Editor’s Note: This article was written and submitted by Micah Danney.
Crews began arriving this afternoon to help the Long Island Power Authority restore service to 850,000 customers still without it, LIPA said Wednesday.
The company's restoration estimate of seven to 10 days has not changed, chief operating officer Michael Hervey said, though the speed of the restoration will depend - in part - on the number of personnel LIPA can deploy.
"This will be the biggest storm in all of our history," said Hervey, standing in front of a cracked transmission line utility pole at the Long Island Rail Road Station in Glen Cove.
Hervey said certain locations take priority, including the 18 hospitals on Long Island that lost power, as well as water and sewer facilities and emergency management centers. The storm affected multiple levels of LIPA's infrastructure, Hervey said. The challenge is to restore major transmission lines like the one at the Glen Cove train station before substations and local lines can be fixed. He said jobs like the nearby utility pole take a crew a day to fix.
"It's a little bit out of sight," Hervey said of the transmission and substation work, explaining that LIPA crews will not be seen on residential streets until substations are brought back on-line.
An influx of personnel is expected to help in reducing the amount of time that the recovery would take, he said. LIPA's current force of roughly 1,700 will be doubled in the next few days as nearly 2,000 additional workers are brought in from out of town.
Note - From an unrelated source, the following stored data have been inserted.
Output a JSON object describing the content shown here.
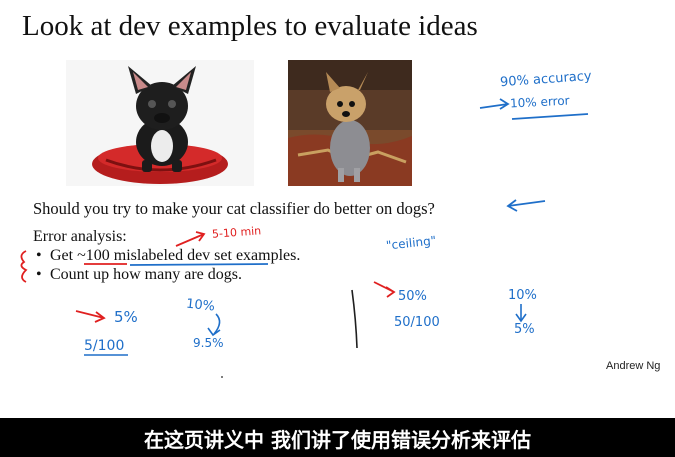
{
  "slide": {
    "title": "Look at dev examples to evaluate ideas",
    "question": "Should you try to make your cat classifier do better on dogs?",
    "error_analysis_title": "Error analysis:",
    "bullets": [
      {
        "prefix": "Get ",
        "highlight": "~100",
        "underlined": "mislabeled dev set",
        "suffix": " examples."
      },
      {
        "text": "Count up how many are dogs."
      }
    ],
    "bullet_symbol": "•",
    "author": "Andrew Ng"
  },
  "annotations": {
    "accuracy": "90% accuracy",
    "error": "10% error",
    "time": "5-10 min",
    "ceiling": "\"ceiling\"",
    "left_pct": "5%",
    "left_ratio": "5/100",
    "left_from": "10%",
    "left_to": "9.5%",
    "right_pct": "50%",
    "right_ratio": "50/100",
    "right_from": "10%",
    "right_to": "5%"
  },
  "colors": {
    "ink_blue": "#1f6fc9",
    "ink_red": "#e02020",
    "subtitle_bar": "#000000"
  },
  "subtitle": "在这页讲义中 我们讲了使用错误分析来评估"
}
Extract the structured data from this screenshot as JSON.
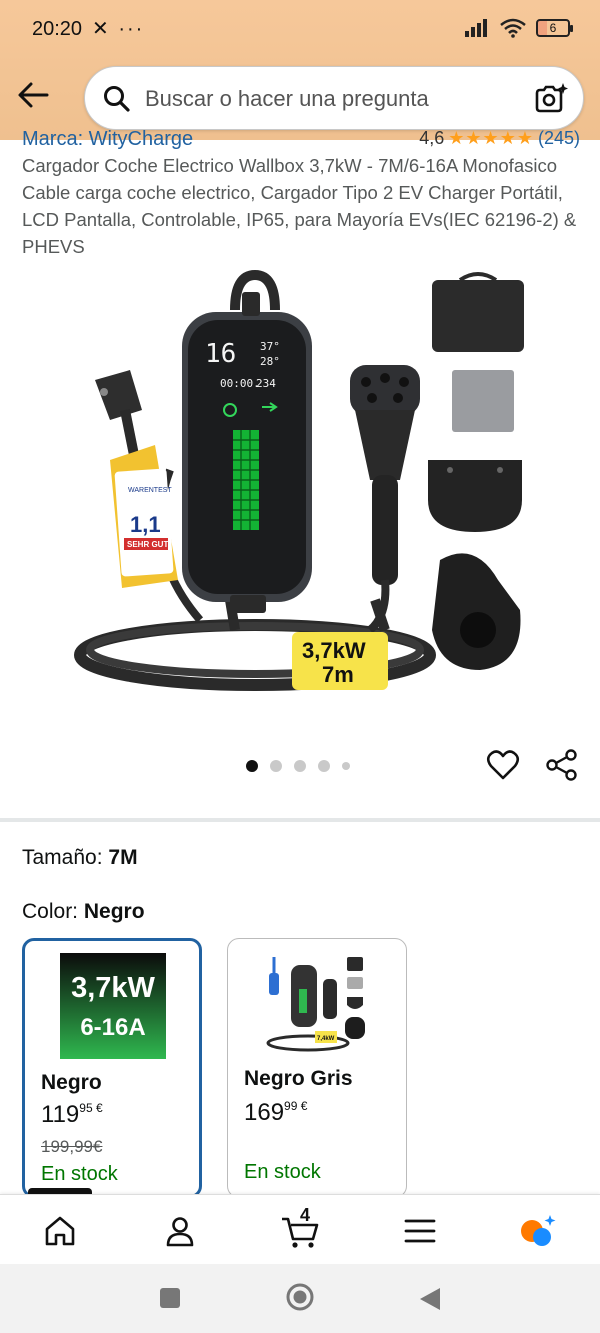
{
  "status": {
    "time": "20:20",
    "extra": "✕ ···",
    "battery": "6"
  },
  "search": {
    "placeholder": "Buscar o hacer una pregunta"
  },
  "product": {
    "brand": "Marca: WityCharge",
    "rating": "4,6",
    "rating_count": "(245)",
    "title": "Cargador Coche Electrico Wallbox 3,7kW - 7M/6-16A Monofasico Cable carga coche electrico, Cargador Tipo 2 EV Charger Portátil, LCD Pantalla, Controlable, IP65, para Mayoría EVs(IEC 62196-2) & PHEVS",
    "image_labels": {
      "power": "3,7kW",
      "length": "7m",
      "lcd_digits": "16",
      "lcd_temp1": "37°",
      "lcd_temp2": "28°",
      "lcd_time": "00:00.",
      "lcd_volt": "234",
      "tag_brand": "WARENTEST",
      "tag_grade": "1,1",
      "tag_label": "SEHR GUT"
    }
  },
  "carousel": {
    "count": 5,
    "active": 0
  },
  "options": {
    "size_label": "Tamaño:",
    "size_value": "7M",
    "color_label": "Color:",
    "color_value": "Negro"
  },
  "variants": [
    {
      "name": "Negro",
      "price_whole": "119",
      "price_cents": "95 €",
      "was_price": "199,99€",
      "stock": "En stock",
      "thumb_line1": "3,7kW",
      "thumb_line2": "6-16A"
    },
    {
      "name": "Negro Gris",
      "price_whole": "169",
      "price_cents": "99 €",
      "stock": "En stock",
      "thumb_label": "7,4kW"
    }
  ],
  "nav": {
    "cart_count": "4"
  },
  "colors": {
    "header": "#f6c89a",
    "link": "#2162a1",
    "stock": "#007600",
    "star": "#ff9f1c",
    "selected_border": "#2162a1"
  }
}
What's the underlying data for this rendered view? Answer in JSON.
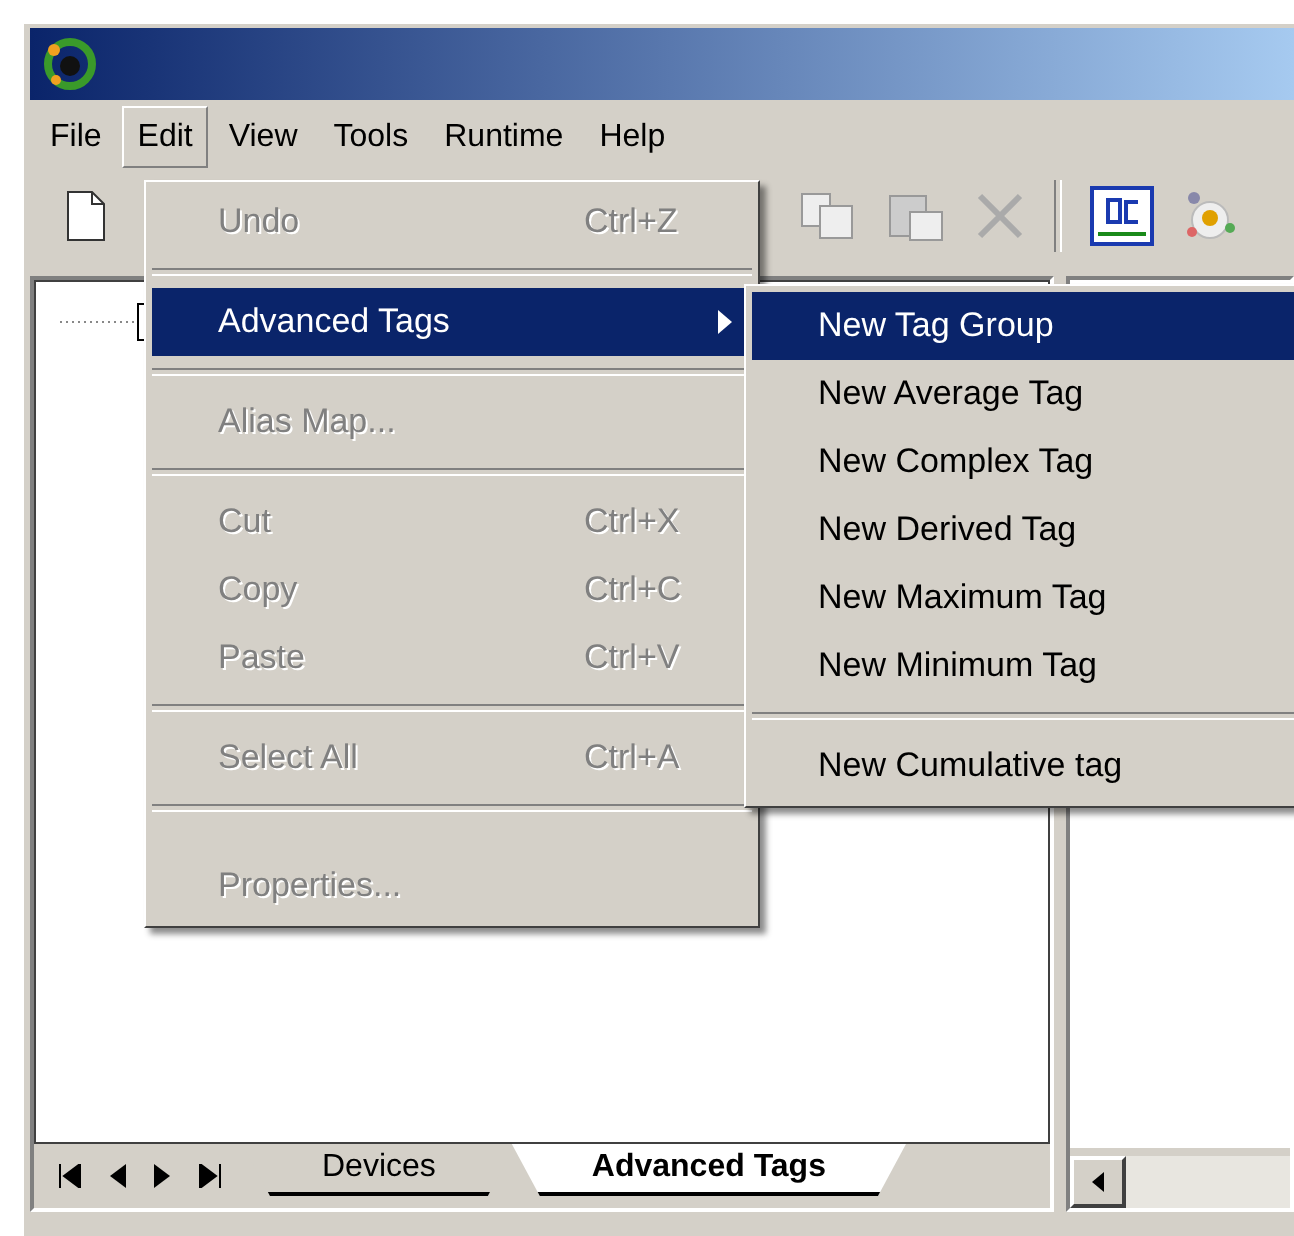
{
  "menubar": [
    {
      "label": "File",
      "selected": false
    },
    {
      "label": "Edit",
      "selected": true
    },
    {
      "label": "View",
      "selected": false
    },
    {
      "label": "Tools",
      "selected": false
    },
    {
      "label": "Runtime",
      "selected": false
    },
    {
      "label": "Help",
      "selected": false
    }
  ],
  "edit_menu": [
    {
      "kind": "item",
      "label": "Undo",
      "shortcut": "Ctrl+Z",
      "disabled": true,
      "selected": false
    },
    {
      "kind": "separator"
    },
    {
      "kind": "submenu",
      "label": "Advanced Tags",
      "disabled": false,
      "selected": true
    },
    {
      "kind": "separator"
    },
    {
      "kind": "item",
      "label": "Alias Map...",
      "disabled": true,
      "selected": false
    },
    {
      "kind": "separator"
    },
    {
      "kind": "item",
      "label": "Cut",
      "shortcut": "Ctrl+X",
      "disabled": true,
      "selected": false
    },
    {
      "kind": "item",
      "label": "Copy",
      "shortcut": "Ctrl+C",
      "disabled": true,
      "selected": false
    },
    {
      "kind": "item",
      "label": "Paste",
      "shortcut": "Ctrl+V",
      "disabled": true,
      "selected": false
    },
    {
      "kind": "separator"
    },
    {
      "kind": "item",
      "label": "Select All",
      "shortcut": "Ctrl+A",
      "disabled": true,
      "selected": false
    },
    {
      "kind": "separator"
    },
    {
      "kind": "spacer"
    },
    {
      "kind": "item",
      "label": "Properties...",
      "disabled": true,
      "selected": false
    }
  ],
  "advanced_tags_submenu": [
    {
      "kind": "item",
      "label": "New Tag Group",
      "selected": true
    },
    {
      "kind": "item",
      "label": "New Average Tag",
      "selected": false
    },
    {
      "kind": "item",
      "label": "New Complex Tag",
      "selected": false
    },
    {
      "kind": "item",
      "label": "New Derived Tag",
      "selected": false
    },
    {
      "kind": "item",
      "label": "New Maximum Tag",
      "selected": false
    },
    {
      "kind": "item",
      "label": "New Minimum Tag",
      "selected": false
    },
    {
      "kind": "separator"
    },
    {
      "kind": "item",
      "label": "New Cumulative tag",
      "selected": false
    }
  ],
  "tabs": [
    {
      "label": "Devices",
      "selected": false
    },
    {
      "label": "Advanced Tags",
      "selected": true
    }
  ]
}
Gov. Andrew Cuomo's office issued a press release stating that more than 1,200 of them are being redeployed from National Grid's upstate operations. More than 300 transmission linemen and equipment operators from public power companies have been assembled by the New York Power Authority (NYPA), according to the governor's office.
The crews are part of a new Public Power Assistance Team being coordinated by Cuomo.
“Hurricane Sandy hit Long Island and the New York metro area particularly hard, and we must direct our resources to where they are needed the most and can help the most people,” Cuomo said in a statement. “The Public Power Assistance Team will bring line crews from upstate and other parts of the country to downstate communities still in the dark, so we can restore power to affected homes and businesses as soon as possible. I want to extend my thanks to all of the crews who are putting themselves in harm's way to restore power as quickly as possible.”
Supporting crews will be arriving from Iowa, Texas, North Carolina, Alabama, Wisconsin, California, Tennessee, Louisiana, Massachusetts, Florida and Indiana.
Hervey said crews are working exhaustively to get power back on.
"Men and women working 16-hour shifts will continue to work 16-hour shifts until every last customer has power," he said.